Yesterday was my tenth or eleventh Sovereign Sunday, and I’ve watched its decline with disappointment. About eighty people mulled around our “our” side of the ‘Iolani Palace grounds, while the Reinstated Kingdom of Hawai’i, whose numbers also seem to have dwindled held a louder, and more vibrant gathering which, from my perspective, was mainly a Hawaiian music concert. I saw one of my dissertation committee members, Ty Kawika Tengan, and mentioned how I’d thought of writing a blog entry about the day, but that it was basically a non-event. He observed what I’d often noticed about the palace – the Sovereignty factions coalescing, people milling around the very impressive and inspiring Ku’e petition boards (1800 of them, each with the name of a signatory of the 1898 petitions against annexation), and tourists wandering around photographic the palace as if we weren’t there. Even the governor took his weekend walk through the grounds with his bodyguards. Last year, newly-appointed head of the Department of Natural Resources (DLNR, which manages the so-called ceded lands, including the Palace) Bill Aila noted that he wasn’t there at the gathering because he had to be, but because he wanted to be. It was something like the state of the movement.

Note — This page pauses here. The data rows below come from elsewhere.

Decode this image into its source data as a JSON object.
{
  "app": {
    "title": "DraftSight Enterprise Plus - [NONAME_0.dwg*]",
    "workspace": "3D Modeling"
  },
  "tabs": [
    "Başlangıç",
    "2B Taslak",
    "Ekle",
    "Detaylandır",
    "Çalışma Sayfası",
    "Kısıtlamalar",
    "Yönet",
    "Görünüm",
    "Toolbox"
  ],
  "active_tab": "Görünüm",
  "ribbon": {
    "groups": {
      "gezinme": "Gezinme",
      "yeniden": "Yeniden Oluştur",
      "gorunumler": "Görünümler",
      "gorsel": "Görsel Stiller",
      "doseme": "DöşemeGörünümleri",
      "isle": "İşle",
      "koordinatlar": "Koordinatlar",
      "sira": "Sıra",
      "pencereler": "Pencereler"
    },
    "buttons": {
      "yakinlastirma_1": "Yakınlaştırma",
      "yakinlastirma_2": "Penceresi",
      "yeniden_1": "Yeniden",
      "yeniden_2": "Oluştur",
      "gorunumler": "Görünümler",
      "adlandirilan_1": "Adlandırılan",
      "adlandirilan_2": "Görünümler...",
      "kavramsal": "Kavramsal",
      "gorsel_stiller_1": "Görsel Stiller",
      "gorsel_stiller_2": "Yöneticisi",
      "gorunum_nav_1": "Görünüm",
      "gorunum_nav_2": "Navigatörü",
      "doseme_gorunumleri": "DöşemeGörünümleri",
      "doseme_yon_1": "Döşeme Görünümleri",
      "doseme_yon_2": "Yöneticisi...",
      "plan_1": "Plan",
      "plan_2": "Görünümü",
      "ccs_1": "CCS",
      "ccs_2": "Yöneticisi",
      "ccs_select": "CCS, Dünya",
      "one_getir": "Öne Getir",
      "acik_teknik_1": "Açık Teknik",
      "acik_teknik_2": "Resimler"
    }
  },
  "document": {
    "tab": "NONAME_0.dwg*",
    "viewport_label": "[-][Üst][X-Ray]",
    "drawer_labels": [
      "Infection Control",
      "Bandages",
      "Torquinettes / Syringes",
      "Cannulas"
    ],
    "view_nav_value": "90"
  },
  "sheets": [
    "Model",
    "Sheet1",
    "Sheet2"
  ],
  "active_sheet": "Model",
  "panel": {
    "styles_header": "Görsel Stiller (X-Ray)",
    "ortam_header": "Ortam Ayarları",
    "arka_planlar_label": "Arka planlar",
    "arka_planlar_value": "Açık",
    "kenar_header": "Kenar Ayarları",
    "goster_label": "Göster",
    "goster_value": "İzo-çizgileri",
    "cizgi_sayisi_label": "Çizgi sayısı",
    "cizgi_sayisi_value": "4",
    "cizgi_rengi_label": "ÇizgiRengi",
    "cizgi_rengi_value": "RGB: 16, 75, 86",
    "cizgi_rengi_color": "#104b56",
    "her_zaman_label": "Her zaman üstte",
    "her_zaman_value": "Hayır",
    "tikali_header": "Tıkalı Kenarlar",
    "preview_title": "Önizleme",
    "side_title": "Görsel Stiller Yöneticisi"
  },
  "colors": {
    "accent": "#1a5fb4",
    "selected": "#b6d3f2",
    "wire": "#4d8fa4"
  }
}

When Kamehameha or OHA puts out the word, thousands show up, but this is mainly when the trusts are under threat. Hawaiians can agree on what they oppose – losing what little they have. But the extent of support for something more is unclear. Even though Hawaiians voted in 1996 to pursue some form of sovereignty, talking to people in the community provides unclear feedback. We all run in fairly small circles and think they comprise the world. My students are mainly happy with the way things are now, but they don’t pay bills. Most Hawaiians are quiet about their views. At my daughter’s Hawaiian immersion school, nearly all the parents said they were there for “the Lahui” (the nation), but they aren’t representative either.
There was a lack of promotion of the event, which undoubtedly hurt attendance. Also, many Hawaiians are engaged at a much more grassroots level in work that builds the bricks of nation without the glamor of being at the top of the pyramid – education, health, economics. People are also surviving – everyone with kids was several hours late.
There were no speeches or music, just quiet discussion. Sovereign Sunday remains important symbolically – the grassroots work is more significant in the long run – but symbols are what we live by. Ultimately “sovereignty” itself is largely symbolic – many feel that the gains sovereignty could bring can be accomplished under the current structure. But symbols hold sway over people’s aspirations and actions – they inspire them in ways that defy explanation.